New Habits

I’m not very good at forming new habits.  Certainly not good ones.  I talk game and make plans: Eating Better, Waking up Earlier, Writing More, etc. But then I hit snooze, let the spinach go bad, and my notebooks lay empty. That last step of summoning up will power and pushing myself to do the thing, create the habit, that’s where I fall flat. I figured I was just bad at it.  I lack will power.  Some people can pick up languages with ease, some can see patterns in chaos, some people have will power, and some of us don’t.  But then I started a new book.  Maybe you’ve heard of it: The Power of Habit by Charles Duhigg.  Within in 50 pages I was reconsidering my assumptions.  Perhaps I could learn to create habits and perhaps I just needed to start with one.  Just one habit.

It seems like a simple idea, obvious even, to choose one habit. But as we all know, sometimes it’s the most obvious ideas that elude us. I couldn’t think of a habit I wanted to form without thinking of five. The five would lead to five more and so on until I was overwhelmed and threw the whole metaphorical list out of the metaphorical window.

This time, I’m doing things differently.  Instead of looking at a laundry list of new habits I should create, I decided to choose one thing; one action I wanted to make into a habit.  I ran through my options and put off the decision until a co-worker told me about Mindful in May.

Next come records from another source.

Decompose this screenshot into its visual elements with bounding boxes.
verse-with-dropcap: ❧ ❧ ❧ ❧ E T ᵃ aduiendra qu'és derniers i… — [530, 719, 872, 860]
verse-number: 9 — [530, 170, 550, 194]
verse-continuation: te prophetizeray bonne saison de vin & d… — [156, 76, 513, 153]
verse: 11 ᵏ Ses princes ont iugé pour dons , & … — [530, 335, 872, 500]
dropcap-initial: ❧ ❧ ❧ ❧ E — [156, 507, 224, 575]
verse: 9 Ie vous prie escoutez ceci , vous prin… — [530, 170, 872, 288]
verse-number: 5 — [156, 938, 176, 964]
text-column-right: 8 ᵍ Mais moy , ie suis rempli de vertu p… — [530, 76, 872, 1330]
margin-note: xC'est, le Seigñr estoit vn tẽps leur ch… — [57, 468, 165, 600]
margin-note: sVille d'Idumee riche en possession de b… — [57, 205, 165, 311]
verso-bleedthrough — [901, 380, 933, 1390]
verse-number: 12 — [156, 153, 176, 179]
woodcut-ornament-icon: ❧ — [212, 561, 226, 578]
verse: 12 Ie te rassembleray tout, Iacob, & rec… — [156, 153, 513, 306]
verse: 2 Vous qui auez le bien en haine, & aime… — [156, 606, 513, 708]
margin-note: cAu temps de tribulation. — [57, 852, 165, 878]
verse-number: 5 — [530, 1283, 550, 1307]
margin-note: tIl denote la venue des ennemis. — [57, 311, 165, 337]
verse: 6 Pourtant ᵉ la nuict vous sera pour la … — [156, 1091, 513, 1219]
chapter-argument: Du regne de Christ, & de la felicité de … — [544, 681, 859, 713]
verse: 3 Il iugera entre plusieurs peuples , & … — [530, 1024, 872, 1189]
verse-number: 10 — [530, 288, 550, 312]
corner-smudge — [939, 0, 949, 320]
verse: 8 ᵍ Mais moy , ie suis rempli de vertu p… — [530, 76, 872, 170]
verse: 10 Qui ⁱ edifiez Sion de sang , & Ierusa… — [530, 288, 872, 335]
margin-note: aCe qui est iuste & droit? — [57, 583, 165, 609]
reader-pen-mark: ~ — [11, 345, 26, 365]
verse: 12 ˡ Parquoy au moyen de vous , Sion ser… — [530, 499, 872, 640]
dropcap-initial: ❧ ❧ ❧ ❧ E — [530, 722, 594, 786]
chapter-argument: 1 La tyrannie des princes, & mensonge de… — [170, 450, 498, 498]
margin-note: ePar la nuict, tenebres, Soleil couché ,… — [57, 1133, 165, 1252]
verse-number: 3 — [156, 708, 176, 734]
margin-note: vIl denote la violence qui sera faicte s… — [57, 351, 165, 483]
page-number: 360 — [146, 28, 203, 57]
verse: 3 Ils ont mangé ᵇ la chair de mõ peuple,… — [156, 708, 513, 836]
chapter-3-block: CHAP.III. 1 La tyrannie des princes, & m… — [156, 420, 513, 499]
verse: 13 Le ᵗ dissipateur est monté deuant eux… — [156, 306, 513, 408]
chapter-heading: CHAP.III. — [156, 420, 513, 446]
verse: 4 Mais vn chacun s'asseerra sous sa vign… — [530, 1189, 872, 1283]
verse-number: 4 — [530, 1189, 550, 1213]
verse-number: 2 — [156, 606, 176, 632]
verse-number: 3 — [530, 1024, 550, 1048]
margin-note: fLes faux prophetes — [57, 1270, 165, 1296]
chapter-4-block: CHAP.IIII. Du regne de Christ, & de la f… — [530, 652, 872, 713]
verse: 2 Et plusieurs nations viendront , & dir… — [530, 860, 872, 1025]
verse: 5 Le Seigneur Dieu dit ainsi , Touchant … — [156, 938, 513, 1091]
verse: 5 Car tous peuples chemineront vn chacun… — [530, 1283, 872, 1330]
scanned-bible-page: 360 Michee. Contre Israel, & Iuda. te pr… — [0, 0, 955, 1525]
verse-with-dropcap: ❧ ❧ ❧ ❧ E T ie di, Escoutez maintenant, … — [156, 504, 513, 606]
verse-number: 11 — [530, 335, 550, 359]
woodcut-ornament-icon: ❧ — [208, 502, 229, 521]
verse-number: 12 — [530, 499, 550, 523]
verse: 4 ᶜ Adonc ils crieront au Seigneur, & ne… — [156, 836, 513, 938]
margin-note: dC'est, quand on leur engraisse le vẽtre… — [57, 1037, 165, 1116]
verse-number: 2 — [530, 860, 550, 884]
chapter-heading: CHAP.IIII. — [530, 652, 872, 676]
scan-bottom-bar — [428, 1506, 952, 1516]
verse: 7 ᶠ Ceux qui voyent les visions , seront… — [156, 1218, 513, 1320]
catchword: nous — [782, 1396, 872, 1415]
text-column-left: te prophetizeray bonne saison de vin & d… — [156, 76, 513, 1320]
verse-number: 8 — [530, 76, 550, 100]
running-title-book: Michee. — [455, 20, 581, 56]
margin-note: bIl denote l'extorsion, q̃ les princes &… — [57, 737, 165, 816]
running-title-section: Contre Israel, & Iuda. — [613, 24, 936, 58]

I’ve been toying with meditation sporadically for about six months.  I believe strongly that moving from occasional to daily meditations will have profound positive effects for me---physically, spiritually, mentally, emotionally, etc. But as with the rest of my list, I had yet to make the jump from ‘want to’ to ‘done’.  By participating in Mindful in May I will not only (hopefully) develop a habit I’m keen to lock down, but I can also (hopefully) begin to train my psyche to form new positive habits.  Just like an athlete has to practice to throw a ball just right, I will exercise my brain and try to create new muscle memories and patterns of behavior.  At least that’s the plan.